Chapitre 3 : Présentations
Média : Tristan, au moment de sa rencontre avec Emy (Nicolas Simoes)
« Je suis Tristan », souffle t-il. Je reconnais la voix du téléphone. Cette même intensité, la même profondeur, le tout en plus cristallin. Je commence à bafouiller, puis me ressaisis et lance un « enchantée, moi c'est Émeline. Enfin, Émy de préférence ». Les deux Barbies gloussent immédiatement, sans que j'en comprenne la raison.
— Mesdemoiselles, pourriez-vous nous laisser seuls un moment, Émy et moi. Nous avons à parler. Laissez-moi une petite heure.
Il les congédie d'un geste bref. Elles s'éloignent, mais j'entends leurs glapissements et leurs remarques déplaisantes sur plusieurs mètres.
— Ne fais pas attention à elles, Émy. Je suis tout à toi, tu as une heure.
— Oui, j'ai cru comprendre que mon temps serait limité.
Il ne semble même pas noter la froideur de ma voix dans cette remarque.

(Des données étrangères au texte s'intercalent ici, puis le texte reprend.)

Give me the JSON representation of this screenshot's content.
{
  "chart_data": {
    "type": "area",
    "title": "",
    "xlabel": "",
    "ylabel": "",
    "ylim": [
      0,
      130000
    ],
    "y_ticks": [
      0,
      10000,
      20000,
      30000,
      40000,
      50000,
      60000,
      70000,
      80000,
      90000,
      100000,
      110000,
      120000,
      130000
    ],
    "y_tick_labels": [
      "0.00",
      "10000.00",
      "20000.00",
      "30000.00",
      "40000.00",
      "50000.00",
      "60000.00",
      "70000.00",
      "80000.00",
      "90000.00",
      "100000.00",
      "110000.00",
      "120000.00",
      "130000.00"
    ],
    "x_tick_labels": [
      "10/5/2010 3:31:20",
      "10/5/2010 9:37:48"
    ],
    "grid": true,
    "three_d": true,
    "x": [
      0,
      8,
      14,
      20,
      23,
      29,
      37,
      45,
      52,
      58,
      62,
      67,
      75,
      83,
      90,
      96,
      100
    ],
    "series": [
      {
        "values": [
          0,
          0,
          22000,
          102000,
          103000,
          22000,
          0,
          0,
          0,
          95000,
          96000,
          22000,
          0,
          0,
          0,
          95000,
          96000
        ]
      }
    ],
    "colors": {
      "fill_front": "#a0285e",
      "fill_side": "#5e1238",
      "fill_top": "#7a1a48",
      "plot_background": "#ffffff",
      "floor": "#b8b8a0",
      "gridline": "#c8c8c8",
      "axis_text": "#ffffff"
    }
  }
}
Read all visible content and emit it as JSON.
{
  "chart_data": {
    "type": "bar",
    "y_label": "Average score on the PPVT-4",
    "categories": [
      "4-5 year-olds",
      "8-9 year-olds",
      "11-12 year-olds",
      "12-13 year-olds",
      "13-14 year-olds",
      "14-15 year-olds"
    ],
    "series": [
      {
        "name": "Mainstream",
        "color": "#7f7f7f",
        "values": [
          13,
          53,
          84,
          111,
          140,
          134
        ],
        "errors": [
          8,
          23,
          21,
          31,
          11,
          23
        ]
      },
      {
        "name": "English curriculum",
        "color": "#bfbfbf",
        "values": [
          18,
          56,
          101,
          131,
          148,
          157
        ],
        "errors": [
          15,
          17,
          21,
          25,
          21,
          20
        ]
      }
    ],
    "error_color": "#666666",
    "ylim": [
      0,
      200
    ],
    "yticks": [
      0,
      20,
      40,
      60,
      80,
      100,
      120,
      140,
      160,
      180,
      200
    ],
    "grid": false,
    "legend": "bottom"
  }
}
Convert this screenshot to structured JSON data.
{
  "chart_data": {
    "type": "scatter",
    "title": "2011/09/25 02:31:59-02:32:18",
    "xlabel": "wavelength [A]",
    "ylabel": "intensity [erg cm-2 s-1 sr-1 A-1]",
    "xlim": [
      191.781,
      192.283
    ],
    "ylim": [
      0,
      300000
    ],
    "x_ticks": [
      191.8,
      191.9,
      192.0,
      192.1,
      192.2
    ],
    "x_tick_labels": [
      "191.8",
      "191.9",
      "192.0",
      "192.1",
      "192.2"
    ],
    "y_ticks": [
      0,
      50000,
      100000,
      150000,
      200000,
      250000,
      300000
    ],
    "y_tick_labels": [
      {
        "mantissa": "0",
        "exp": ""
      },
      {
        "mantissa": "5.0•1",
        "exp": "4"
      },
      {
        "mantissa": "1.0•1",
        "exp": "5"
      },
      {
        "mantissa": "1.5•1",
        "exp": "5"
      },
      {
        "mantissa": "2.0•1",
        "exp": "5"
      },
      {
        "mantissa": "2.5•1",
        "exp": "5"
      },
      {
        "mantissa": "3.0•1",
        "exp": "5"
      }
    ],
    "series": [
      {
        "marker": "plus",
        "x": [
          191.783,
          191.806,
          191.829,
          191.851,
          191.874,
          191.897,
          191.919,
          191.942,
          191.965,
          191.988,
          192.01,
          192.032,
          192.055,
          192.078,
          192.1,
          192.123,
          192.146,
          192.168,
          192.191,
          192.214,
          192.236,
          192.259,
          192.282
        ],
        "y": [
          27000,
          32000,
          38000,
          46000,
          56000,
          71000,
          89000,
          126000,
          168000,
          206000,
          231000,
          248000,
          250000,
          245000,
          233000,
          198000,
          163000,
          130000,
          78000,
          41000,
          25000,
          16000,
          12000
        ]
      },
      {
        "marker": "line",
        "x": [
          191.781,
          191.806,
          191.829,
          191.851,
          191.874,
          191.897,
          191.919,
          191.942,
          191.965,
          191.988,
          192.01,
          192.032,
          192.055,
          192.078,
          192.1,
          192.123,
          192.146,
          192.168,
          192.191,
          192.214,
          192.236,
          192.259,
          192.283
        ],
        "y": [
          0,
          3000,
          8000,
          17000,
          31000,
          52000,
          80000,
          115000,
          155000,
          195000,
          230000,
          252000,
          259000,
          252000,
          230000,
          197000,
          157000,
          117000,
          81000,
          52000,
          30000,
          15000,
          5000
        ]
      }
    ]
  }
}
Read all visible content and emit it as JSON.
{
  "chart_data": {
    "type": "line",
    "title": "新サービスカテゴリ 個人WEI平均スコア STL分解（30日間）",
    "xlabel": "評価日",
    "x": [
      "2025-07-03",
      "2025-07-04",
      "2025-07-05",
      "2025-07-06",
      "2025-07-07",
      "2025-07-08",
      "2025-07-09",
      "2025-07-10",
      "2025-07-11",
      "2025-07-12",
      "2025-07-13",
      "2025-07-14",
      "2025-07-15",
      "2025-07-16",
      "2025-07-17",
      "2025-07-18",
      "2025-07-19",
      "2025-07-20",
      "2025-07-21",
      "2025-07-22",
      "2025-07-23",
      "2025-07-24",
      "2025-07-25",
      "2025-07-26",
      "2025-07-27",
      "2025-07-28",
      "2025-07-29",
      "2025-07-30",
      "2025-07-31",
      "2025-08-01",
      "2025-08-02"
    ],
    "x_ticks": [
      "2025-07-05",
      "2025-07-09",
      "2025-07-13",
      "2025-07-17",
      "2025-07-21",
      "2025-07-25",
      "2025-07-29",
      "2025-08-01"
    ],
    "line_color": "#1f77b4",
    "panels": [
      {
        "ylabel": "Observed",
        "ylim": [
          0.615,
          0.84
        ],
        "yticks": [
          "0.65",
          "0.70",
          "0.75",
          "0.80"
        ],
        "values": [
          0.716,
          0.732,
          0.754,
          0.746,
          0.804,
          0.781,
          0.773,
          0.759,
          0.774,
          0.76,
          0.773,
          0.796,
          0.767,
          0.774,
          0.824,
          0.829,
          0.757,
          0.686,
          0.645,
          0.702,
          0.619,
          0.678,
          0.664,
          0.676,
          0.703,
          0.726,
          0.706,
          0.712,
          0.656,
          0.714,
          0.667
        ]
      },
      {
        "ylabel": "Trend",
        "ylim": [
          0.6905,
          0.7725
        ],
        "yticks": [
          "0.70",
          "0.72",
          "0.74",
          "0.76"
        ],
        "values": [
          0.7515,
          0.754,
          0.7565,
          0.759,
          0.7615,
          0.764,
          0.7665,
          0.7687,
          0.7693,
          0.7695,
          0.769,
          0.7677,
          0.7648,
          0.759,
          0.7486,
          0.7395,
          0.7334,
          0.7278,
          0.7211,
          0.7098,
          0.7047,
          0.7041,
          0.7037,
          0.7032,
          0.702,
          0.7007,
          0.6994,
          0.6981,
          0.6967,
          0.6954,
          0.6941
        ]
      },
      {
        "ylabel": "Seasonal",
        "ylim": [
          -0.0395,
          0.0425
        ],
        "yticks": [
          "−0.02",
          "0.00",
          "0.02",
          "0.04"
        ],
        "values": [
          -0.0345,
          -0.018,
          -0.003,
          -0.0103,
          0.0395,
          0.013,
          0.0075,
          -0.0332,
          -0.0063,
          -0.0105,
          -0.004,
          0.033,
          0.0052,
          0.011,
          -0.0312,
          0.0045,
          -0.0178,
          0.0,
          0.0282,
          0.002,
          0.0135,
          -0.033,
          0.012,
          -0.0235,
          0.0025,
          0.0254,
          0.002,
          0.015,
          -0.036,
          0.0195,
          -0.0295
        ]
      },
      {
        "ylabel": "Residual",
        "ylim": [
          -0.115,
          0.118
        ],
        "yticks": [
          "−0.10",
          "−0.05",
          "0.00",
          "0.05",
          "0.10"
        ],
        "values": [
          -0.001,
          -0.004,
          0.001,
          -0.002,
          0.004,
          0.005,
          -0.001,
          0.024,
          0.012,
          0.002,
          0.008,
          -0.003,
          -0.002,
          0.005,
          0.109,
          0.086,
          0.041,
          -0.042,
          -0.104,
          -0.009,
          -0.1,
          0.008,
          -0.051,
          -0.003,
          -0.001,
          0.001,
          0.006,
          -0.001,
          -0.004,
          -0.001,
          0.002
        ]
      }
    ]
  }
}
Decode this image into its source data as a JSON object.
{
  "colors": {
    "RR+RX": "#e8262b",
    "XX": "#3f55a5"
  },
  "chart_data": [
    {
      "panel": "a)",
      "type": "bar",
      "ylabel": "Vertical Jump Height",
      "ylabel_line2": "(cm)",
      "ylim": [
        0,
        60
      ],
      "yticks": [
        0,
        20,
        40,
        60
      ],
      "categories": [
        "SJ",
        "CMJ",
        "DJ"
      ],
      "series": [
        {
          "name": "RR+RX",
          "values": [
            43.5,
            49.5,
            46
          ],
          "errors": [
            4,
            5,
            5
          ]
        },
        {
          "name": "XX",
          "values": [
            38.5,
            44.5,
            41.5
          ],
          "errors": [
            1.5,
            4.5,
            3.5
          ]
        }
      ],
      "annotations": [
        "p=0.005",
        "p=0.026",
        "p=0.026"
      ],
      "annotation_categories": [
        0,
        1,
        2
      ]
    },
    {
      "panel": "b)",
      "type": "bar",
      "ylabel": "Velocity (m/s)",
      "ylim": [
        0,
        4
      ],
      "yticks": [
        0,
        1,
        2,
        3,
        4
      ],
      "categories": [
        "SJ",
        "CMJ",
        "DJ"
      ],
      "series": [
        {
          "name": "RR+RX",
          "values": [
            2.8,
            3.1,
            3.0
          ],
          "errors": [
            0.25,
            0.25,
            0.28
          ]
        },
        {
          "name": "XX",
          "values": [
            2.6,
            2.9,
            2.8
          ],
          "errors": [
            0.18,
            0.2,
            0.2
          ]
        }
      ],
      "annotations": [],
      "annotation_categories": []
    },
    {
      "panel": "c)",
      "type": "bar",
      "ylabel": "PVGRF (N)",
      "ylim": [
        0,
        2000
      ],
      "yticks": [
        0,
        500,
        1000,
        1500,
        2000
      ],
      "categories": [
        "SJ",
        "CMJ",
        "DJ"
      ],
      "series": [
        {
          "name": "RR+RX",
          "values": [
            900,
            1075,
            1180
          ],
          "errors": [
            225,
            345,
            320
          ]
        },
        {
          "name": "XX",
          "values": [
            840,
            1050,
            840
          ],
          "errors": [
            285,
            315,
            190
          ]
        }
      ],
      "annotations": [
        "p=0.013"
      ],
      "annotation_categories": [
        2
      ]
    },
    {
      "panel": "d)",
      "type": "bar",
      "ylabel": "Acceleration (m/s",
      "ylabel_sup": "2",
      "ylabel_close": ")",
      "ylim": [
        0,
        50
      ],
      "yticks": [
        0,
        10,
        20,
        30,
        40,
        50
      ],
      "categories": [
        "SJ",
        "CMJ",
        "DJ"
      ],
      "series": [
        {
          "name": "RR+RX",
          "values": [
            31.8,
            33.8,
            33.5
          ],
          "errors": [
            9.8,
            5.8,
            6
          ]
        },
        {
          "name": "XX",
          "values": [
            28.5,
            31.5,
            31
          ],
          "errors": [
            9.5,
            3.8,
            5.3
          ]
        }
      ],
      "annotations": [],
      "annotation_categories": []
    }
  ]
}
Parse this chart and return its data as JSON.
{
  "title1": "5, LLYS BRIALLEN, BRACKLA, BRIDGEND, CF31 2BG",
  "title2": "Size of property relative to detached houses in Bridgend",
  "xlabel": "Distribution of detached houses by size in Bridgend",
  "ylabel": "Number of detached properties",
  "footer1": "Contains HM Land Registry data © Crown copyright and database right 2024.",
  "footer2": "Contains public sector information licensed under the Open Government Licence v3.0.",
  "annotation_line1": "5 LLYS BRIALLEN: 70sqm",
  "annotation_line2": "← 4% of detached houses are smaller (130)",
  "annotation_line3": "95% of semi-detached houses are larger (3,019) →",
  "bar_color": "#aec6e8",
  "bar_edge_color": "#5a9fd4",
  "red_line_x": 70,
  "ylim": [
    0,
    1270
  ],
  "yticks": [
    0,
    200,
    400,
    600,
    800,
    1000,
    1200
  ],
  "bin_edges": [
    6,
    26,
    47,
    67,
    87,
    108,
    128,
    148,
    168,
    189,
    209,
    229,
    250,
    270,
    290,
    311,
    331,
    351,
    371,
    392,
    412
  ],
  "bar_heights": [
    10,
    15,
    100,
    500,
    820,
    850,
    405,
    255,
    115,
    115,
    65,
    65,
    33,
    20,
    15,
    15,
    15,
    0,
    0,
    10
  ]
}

Nous marchons pendant quelques minutes sans dire un mot, puis il s'assoit sur un banc et me fait signe de prendre place, comme il inviterait un chien à monter sur un canapé.
Je déteste cet individu. Vieille-maman délirait vraiment. Lui et moi n'avons rien en commun, et rien à partager. Il est odieux et prend des airs supérieurs.
— Je ne pensais pas que tu serais si jolie, même si je dois avouer que je n'ai cessé de l'espérer toute la nuit.
Je me sens rougir à cette remarque, et je perds toute la contenance que je tentais de me donner. Je me sens d'autant plus mal à l'aise que je n'ose pas lui dire que ces agitations nocturnes ont été partagées. Il sourit, comme s'il avait deviné les raisons de mon mal-être.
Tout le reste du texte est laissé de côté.